Fraud, Waste and Abuse; False Claims Act
* Encourages states to enact a State False Claim Act. States can keep more of the state share of recoveries if they have this Act in state statute.
* Entities that receive at least $5 million in Medicaid payments shall have a False Claims Act education program for employees.
* Restocking and double billing of prescription drugs is prohibited.
* Establishes an extensive Medicaid Integrity Program to review individuals and entities to determine whether fraud, waste or abuse has occurred. Includes an expansion of the Medicaid-Medicare Data Match Pilot Program to identify program vulnerabilities.
* Enhances states' ability to identify third party liability and increase collections under this effort.
* Persons who are citizens and who are applying for Medicaid must show satisfactory documentary evidence of citizenship.
Flexibility in Cost Sharing and Benefits
* Expands access to home and community based services by allowing states to provide home and community based services as an optional benefit as they would do in a waiver, but without undergoing the waiver approval process.
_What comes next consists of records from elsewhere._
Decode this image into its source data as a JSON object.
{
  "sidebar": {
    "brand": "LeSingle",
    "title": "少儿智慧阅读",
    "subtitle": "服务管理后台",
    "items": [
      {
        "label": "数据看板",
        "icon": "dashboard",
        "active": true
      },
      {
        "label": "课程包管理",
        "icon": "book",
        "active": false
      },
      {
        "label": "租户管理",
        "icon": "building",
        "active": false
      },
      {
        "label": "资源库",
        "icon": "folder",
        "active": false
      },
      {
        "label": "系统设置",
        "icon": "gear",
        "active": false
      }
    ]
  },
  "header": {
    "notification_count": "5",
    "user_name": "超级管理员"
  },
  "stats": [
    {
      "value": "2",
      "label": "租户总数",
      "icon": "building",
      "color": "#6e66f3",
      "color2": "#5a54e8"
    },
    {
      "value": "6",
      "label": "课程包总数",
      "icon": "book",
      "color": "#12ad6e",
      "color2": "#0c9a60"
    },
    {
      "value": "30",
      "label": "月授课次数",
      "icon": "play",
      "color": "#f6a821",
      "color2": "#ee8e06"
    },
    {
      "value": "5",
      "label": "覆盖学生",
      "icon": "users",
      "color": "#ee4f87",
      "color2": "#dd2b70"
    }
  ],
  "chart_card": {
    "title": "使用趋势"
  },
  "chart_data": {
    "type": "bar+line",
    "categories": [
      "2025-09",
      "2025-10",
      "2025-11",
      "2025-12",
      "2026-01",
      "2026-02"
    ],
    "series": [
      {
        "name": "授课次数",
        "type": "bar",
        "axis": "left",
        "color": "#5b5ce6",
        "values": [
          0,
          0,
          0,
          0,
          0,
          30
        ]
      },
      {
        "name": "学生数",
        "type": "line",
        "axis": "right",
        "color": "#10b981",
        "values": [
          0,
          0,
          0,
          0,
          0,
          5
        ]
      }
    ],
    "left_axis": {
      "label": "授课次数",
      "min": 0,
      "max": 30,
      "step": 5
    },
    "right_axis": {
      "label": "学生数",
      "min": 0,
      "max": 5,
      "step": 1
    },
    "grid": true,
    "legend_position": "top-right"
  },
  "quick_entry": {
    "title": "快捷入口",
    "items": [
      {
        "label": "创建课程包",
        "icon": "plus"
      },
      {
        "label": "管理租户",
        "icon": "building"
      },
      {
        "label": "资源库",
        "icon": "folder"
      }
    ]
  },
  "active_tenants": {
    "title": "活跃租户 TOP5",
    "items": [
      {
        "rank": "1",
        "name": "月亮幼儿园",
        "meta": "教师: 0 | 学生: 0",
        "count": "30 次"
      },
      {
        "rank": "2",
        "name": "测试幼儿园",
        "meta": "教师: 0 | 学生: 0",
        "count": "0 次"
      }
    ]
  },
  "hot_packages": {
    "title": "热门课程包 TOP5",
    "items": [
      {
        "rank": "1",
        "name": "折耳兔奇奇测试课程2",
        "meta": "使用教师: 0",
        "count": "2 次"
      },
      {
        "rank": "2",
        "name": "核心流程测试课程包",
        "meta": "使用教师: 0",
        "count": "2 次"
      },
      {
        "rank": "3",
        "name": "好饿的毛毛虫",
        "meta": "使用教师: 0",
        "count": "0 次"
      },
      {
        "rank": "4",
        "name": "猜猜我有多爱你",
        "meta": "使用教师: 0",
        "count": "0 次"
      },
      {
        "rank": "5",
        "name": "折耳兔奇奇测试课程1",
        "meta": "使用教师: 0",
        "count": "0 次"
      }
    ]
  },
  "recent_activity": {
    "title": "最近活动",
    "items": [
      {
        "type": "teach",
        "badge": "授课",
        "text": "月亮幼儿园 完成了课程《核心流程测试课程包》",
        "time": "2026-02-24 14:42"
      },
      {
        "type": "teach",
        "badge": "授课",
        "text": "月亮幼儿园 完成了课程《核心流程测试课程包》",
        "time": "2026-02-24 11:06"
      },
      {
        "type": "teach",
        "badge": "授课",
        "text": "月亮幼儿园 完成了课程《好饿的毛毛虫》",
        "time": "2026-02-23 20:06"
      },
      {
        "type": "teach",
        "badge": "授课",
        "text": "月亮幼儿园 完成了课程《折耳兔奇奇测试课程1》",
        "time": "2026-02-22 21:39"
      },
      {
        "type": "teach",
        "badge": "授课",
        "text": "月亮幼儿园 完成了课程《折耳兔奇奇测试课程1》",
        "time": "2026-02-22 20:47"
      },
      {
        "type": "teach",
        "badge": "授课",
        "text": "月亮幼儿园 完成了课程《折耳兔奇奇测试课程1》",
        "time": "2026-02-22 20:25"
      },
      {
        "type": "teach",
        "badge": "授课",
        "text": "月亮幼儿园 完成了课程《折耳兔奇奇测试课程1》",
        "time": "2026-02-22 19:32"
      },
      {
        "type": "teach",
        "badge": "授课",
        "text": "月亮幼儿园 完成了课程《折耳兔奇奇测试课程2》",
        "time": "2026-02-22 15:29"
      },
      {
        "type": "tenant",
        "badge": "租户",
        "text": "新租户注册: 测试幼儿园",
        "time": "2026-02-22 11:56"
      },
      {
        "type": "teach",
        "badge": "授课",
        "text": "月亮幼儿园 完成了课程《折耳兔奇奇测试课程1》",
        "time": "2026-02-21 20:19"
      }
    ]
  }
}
Eligibles still must be at risk of needing institutional care.
* States can offer Medicaid funded self directed personal assistance services for individuals who are receiving personal care services or HCBS.
* States can opt to impose premiums and cost sharing for any group of eligibles and for any type of services and may vary the premiums and cost sharing with some limitations
* Money Follows the Person Rebalancing
* Allows the Secretary to award grants to states for demonstration projects under the Money Follows the Person Rebalancing Program. The goals are to increase the use of home and community-based services in place of institutional LTC services, eliminate barriers that prevent/restrict receiving services in LTC setting of choice, ensure continuity of service, i.e., increase ability to receive services at home/community when beneficiary transitions from institution.
[Note: COWL thanks the American Health Care Assn. for information on the bill included above .]
MEDICARE THERAPY CAP IN EFFECT JANUARY 1
Medicare therapy services are once again subject to two caps -- one combined $1,740 cap for physical therapy and speech language pathology and a separate cap for occupational therapy, The caps will be in effect on January 1, 2006.
Before adjourning for the holidays, Congress was working towards a conference agreement on the Deficit Reduction Act (S. 1932), which would authorize the Centers for Medicare and Medicaid Services (CMS) to allow coverage for services beyond the cap if they are shown to be medically necessary.
The budget reconciliation bill was approved by the Senate but still must be voted on by the House. The conference agreement is not expected to be completed until January, thereby allowing the therapy cap to take effect on January 1 as described in current law.
As we go to press, COWL has no new information.